Many years have passed since the Stonewall Riots, Roe v. Wade, a time when immigrants were viewed as the lifeblood of American democracy and now. By the turn of the millennium, these had all become traditional "third rails" of Democratic Party politics - a cryptic reference to the electrically charged, deadly if touched rail, which powers subway trains.

Not so any longer. All three of these politically deadly-if-touched subjects are third rails no more; rather now, they have become the very planks in the Democratic Party platform upon which unity stood at the Democratic National Convention in North Carolina two weeks ago. All politics is local and local in 2012 for the LGBT community, women, immigrants, labor - an entire mosaic of democratic constituencies, is a slate of candidates, a convention, a president, and indeed, an entire national party in their figurative corner.

There were many moments that could be called pivotal at DNC 2012. One that stands out in stark relief in my mind came during Tuesday night's speech by Massachusetts Governor, Deval Patrick; Patrick said what many of us have been saying for three or more years already - "It's time for the Democratic Party to grow a spine". Not a particularly eloquent statement, nor was it said quietly. Patrick was literally shouting by this point in his speech, yet no one in that arena felt chastised - they felt relieved and cheered all the louder.

Finally. A platform we can all stand on together.

We no longer live in a world that is able to pay heed to the plight of one, or, for that matter, many in the same, but narrowly defined plight. Social media, the Internet, the twenty four-hour news cycle has seen to that. We are distracted, working longer and harder for less security and we just don't have the time to care anymore. So what do we do? The only way to get where we need to be is to expand the boundaries, make "local" broader, build the case for inclusion and make it stick. Ironically, the hollowing out of the middle class and the shallow, divisive, narrative predominate in American politics may have already driven us to this point - to the cusp of democratic and idealistic unification.

The long-game, played since the Reagan Revolution for narrow interests of a moneyed class has steadily pried apart the segments comprising the central core of the American body politic. Nearly forty years of Lee Atwater wedge issue politics as practiced by Frank Luntz, fueled by Ralph Reed, Jerry Falwell and finally, Bush's Brain - Karl Rove has stymied social progress while Milton Friedman worshipers gathered true believers to his cause of economic liberalism and strangled the American Dream of upward mobility and accompanying class cohesion.

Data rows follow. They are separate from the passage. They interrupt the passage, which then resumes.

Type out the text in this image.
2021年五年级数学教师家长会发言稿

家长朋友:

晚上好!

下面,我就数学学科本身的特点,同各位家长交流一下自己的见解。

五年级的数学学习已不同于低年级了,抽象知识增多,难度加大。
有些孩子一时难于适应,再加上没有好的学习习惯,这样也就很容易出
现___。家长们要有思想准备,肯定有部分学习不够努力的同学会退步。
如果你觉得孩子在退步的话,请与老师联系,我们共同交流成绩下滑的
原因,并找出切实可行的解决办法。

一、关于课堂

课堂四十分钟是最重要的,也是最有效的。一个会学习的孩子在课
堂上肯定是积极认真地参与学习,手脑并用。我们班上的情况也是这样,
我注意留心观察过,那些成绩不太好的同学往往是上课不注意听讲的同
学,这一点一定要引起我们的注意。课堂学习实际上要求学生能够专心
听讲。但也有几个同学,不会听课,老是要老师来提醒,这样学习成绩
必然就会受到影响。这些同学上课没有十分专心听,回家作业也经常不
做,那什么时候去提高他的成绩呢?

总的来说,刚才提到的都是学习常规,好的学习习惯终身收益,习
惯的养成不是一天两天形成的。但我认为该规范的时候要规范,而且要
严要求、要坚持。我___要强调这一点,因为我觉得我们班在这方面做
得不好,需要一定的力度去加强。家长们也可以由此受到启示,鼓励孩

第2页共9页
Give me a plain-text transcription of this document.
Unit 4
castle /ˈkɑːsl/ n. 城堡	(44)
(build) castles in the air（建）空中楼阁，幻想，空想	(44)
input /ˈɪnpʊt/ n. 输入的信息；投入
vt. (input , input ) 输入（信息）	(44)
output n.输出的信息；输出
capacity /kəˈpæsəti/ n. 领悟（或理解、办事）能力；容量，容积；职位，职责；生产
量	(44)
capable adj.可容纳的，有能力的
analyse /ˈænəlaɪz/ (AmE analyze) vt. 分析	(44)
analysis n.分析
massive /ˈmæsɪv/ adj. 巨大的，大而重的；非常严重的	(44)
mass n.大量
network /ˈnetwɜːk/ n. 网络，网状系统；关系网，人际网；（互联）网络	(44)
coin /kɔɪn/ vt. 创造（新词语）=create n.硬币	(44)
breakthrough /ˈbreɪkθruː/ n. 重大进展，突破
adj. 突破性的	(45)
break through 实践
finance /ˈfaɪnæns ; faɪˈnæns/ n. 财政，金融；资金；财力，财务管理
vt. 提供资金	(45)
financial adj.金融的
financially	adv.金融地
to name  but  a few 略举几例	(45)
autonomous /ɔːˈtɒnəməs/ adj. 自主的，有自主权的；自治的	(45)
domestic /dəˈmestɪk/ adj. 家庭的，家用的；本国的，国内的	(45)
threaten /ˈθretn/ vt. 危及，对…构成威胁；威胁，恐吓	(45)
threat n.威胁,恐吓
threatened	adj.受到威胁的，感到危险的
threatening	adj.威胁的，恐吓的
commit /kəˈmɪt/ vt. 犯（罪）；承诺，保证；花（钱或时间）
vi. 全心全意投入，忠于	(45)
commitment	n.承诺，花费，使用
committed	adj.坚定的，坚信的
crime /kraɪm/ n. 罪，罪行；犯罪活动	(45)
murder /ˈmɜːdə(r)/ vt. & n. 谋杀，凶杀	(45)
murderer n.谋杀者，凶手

We should have been making progress, both economically and socially at a rapid pace, considering the potential inherent in the world's largest economy, instead the would-be masters of the universe told us that is was the gays, abortion, women's liberation, affirmative action, illegal immigrants, teachers - "it's their fault" - the other has done this to you...and now it's the tipping-point. Either side of this, the real special interest group in America, who fancy themselves the meritocratic elite inheritors of the true American legacy, yaw great gulfs of empty promises we no longer believe. No, we can't and furthermore, we don't want to be just like them anymore.

"'Were all in this together', is a far better philosophy than 'you're on your own' ", said Bill Clinton on Wednesday night of the DNC.

In one brief sentence, with just the right amount of explanation and the requisite dash good ol' boy charm, Clinton distilled the hopes and dreams of an entire nation weary of self-betrayal. With a simple statement of belief in the goodness of the American spirit, lay a path by which we could and would take back the political narrative and put forth a renewed moral imperative - we are all in this together.

In that moment, captured again for the crowd of delegates in that arena and the millions watching at home was the essence of the true American Dream and all that it implies - but mostly, that all men and women are created equal...


Amy Hunter is the chair of the Equality Michigan Pride PAC.